What are these sex problems that defy discussion? Most likely they are a cross-section of the same problems that confront society outside of AA. Many alcoholics feel sexually inadequate, and have always been troubled by fears of sexual incompetence and rejection. Oddly, this may have led to frenzied promiscuity. It may have caused an unsatisfactory sex relationship in marriage. It may also have led to sex conduct that society considers immoral or deviated. In fact, it may lead in any number of directions, but the result is always pain, misery, tension and guilt.
These are only the beginnings of sorrows for the sex-troubled alcoholics who join AA. Unless they are very fortunate, they won't find much understanding and guidance in this critical problem area. He and she will secretly fear they are sexually "different" from the majority of alcoholics, for their only trouble seems to be that "they drank too much, too often, too long." They will be urged to take the Fifth Step, but will have to search for many a moon to find an understanding ear for all the problems. They may achieve sobriety, but it will have the characteristics of an armed truce rather than a genuine peace development.
Really, there's no excuse for it. Sex problems are powerful and deep-seated, but they need not threaten our eligibility for true sobriety and genuine happiness. There are now many older members who have a remarkable understanding on this subject. They need only to tell the truth, so that newcomers will be encouraged to face the truth themselves.
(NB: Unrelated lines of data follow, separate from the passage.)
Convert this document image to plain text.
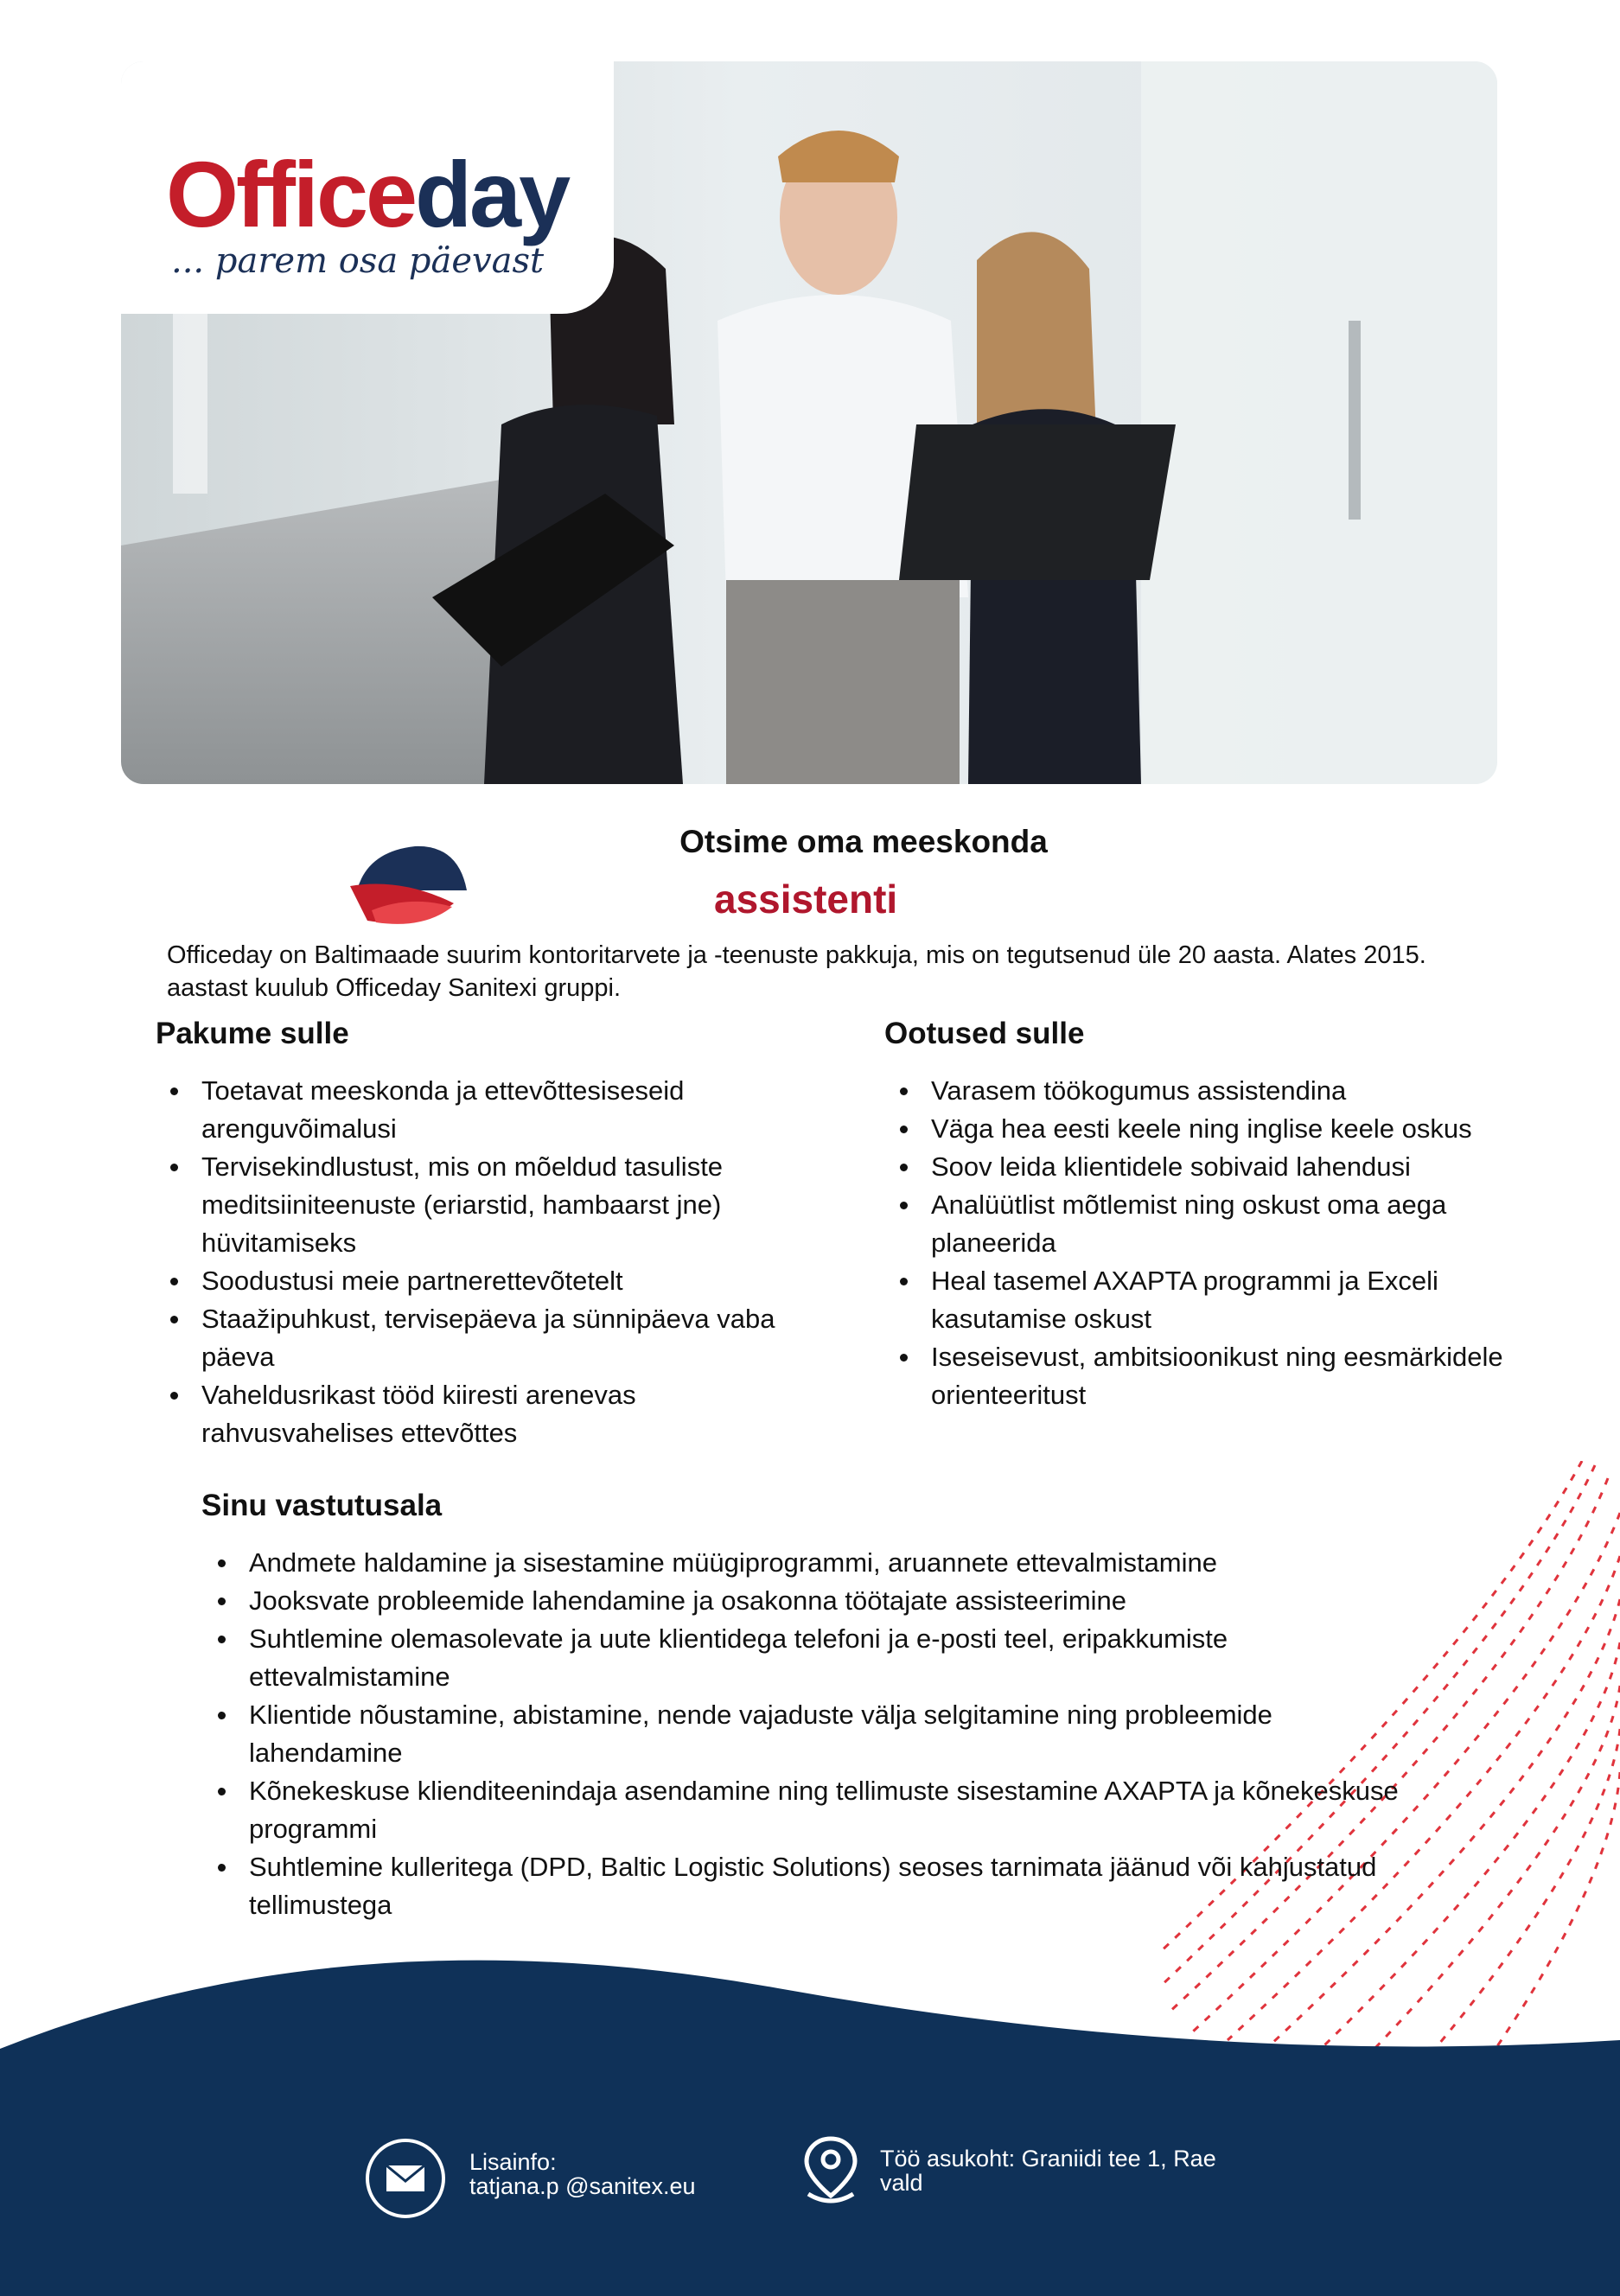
Officeday
... parem osa päevast
Otsime oma meeskonda
assistenti
Officeday on Baltimaade suurim kontoritarvete ja -teenuste pakkuja, mis on tegutsenud üle 20 aasta. Alates 2015. aastast kuulub Officeday Sanitexi gruppi.
Pakume sulle
Toetavat meeskonda ja ettevõttesiseseid arenguvõimalusi
Tervisekindlustust, mis on mõeldud tasuliste meditsiiniteenuste (eriarstid, hambaarst jne) hüvitamiseks
Soodustusi meie partnerettevõtetelt
Staažipuhkust, tervisepäeva ja sünnipäeva vaba päeva
Vaheldusrikast tööd kiiresti arenevas rahvusvahelises ettevõttes
Ootused sulle
Varasem töökogumus assistendina
Väga hea eesti keele ning inglise keele oskus
Soov leida klientidele sobivaid lahendusi
Analüütlist mõtlemist ning oskust oma aega planeerida
Heal tasemel AXAPTA programmi ja Exceli kasutamise oskust
Iseseisevust, ambitsioonikust ning eesmärkidele orienteeritust
Sinu vastutusala
Andmete haldamine ja sisestamine müügiprogrammi, aruannete ettevalmistamine
Jooksvate probleemide lahendamine ja osakonna töötajate assisteerimine
Suhtlemine olemasolevate ja uute klientidega telefoni ja e-posti teel, eripakkumiste ettevalmistamine
Klientide nõustamine, abistamine, nende vajaduste välja selgitamine ning probleemide lahendamine
Kõnekeskuse klienditeenindaja asendamine ning tellimuste sisestamine AXAPTA ja kõnekeskuse programmi
Suhtlemine kulleritega (DPD, Baltic Logistic Solutions) seoses tarnimata jäänud või kahjustatud tellimustega
Lisainfo:
tatjana.p @sanitex.eu
Töö asukoht: Graniidi tee 1, Rae vald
This won't eliminate sex anxiety overnight, but it will be a good start.
We cannot guarantee that our AA program of recovery, even with its strong emphasis on personal inventory and spiritual help, will aid all alcoholics in solving the "other" problems that seem to be such a threat to continued sobriety. But it is not unreasonable to believe that a more candid approach may create a reservoir of understanding that we do not presently have.
I am not proposing that our AA meetings should become forums for morbid recitals of lecherous behavior. I am sure that "boudoir-to-boudoir" descriptions would eventually be as boring and pointless as many of the drink-by-drink accounts we now endure. Nor am I suggesting an open flaunting of intimate facts that might better be left to private discussions between individual members. My main plea is for a general climate of open-mindedness when this problem seems to be inviting discussion.
This would fulfill--not destroy--the spirit and principles of Alcoholics Anonymous.